Though the pandemic we are living through has created many challenges for people, there have been some positive consequences! One positive result is the increased interest of individuals and families in participating in outdoor recreation activities and enjoying natural lands and trail systems. While it’s always a good choice to head outdoors, if you’re going to explore, hike, camp, run, or bike, don’t forget to follow basic rules for outdoor stewardship!
According to the Leave No Trace Center for Outdoor Ethics, there are Seven Principles individuals are asked to follow, when they visit the outdoors and trail systems, in order to sustain healthy and vibrant natural lands. These Principles have been modified to include standards to be used in backyards, local parks, or wilderness areas.
Plan ahead and prepare.
Planning helps to ensure trip goals are achieved in a safe and enjoyable manner. It also encourages individuals to learn more about the area they will be visiting, which can minimize resource damage caused by visitors. Remember to organize your activities to fit your skills and abilities.
Travel and camp on durable surfaces.
Land management agencies and organizations build trails to provide multi-use accessible routes for pedestrian travel through natural lands, and well-designed paths encourage visitors to stay on the trails. If it is necessary to venture off trail, (e.g., to explore an area for an overnight campsite) look for durable surfaces, such as rock, sand, and gravel. These conditions are resilient to frequent use by visitors. Consider naturalizing the site after breaking camp by using materials, like pine needles or leaves, to cover footprints or matted areas.
Dispose of waste properly.
Natural land visitors should plan to bring out what they bring in (e.g., water bottles, food wrappers). To dispose of human waste and toiletries, follow guidelines for constructing cat holes or latrines or carry out waste in plastic bags. Proper disposal of human waste is important to avoid polluting water sources and to prevent spreading disease.
Leave what you find.
Areas should be left as you found them, do not dig holes or clear areas. If you do, be sure to replace items (e.g., leaves, sticks, rocks) before leaving. Avoid cutting into or hanging items from trees.
Minimize campfire impacts.
If it’s necessary to build a fire, be sure to do so in a manner in which you leave no evidence of a fire having been constructed by keeping the fire small and allowing the wood to burn completely to ash. Other options to the traditional campfire include constructing a Mound fire or a Fire pan (visit this website for how-to instructions https://lnt.org/why/7-principles/minimize-campfire-impacts/). An alternative to building a campfire is to pack in a lightweight efficient camp stove. In some instances, visitors may camp in an area where a fire ring already exists; if so, be sure to use the existing fire ring.
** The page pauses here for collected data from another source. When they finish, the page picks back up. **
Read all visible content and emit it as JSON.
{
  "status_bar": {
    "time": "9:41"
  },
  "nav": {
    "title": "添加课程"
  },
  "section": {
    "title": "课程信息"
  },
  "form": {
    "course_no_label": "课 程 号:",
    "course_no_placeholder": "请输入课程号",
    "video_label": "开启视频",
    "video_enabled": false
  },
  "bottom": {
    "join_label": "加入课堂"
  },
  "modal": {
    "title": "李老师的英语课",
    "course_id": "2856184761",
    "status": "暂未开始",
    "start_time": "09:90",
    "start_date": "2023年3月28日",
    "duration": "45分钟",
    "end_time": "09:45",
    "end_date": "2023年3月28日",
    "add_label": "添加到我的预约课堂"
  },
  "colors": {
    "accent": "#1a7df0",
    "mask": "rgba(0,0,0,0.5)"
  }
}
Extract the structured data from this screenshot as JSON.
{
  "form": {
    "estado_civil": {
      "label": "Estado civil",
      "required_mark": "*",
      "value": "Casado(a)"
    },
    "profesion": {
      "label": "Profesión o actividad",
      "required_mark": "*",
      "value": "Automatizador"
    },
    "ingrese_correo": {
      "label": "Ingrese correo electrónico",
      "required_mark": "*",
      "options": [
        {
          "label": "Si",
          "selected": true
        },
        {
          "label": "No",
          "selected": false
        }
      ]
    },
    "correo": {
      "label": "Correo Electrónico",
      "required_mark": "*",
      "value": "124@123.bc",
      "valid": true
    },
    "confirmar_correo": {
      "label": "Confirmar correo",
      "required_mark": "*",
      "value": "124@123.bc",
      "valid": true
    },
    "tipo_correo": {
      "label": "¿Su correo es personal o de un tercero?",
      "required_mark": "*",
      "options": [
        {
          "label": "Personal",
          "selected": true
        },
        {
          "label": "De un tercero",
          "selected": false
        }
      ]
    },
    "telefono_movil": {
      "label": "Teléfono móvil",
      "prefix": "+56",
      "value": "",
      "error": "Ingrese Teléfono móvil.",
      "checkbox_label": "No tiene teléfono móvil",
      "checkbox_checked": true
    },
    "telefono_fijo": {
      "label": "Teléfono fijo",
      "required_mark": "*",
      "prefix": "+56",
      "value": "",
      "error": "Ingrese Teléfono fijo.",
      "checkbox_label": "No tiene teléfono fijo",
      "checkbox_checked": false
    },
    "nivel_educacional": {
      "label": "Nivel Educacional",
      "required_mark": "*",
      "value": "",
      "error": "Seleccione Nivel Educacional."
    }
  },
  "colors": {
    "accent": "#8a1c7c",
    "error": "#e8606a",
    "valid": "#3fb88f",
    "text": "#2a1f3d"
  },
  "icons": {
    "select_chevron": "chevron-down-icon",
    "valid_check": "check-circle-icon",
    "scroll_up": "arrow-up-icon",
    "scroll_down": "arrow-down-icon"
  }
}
Learn about wildlife through observation from a distance – do not disturb, touch, chase, or feed wildlife or make quick movements or loud noises. However, if you are traveling in an area where there are bears, a little noise is a good idea. Remember to allow animals access to their water sources.
Be considerate of other visitors.
To ensure everyone enjoys their outdoor experience, be courteous and considerate toward other visitors you encounter. Before passing others on the trail, announce your presence and proceed with caution. On a narrow path, downhill hikers should yield to uphill hikers; hikers defer to equestrians; bicyclists yield to both hikers and equestrians. Be sure you know the rules regarding pets, and keep pets under control at all times.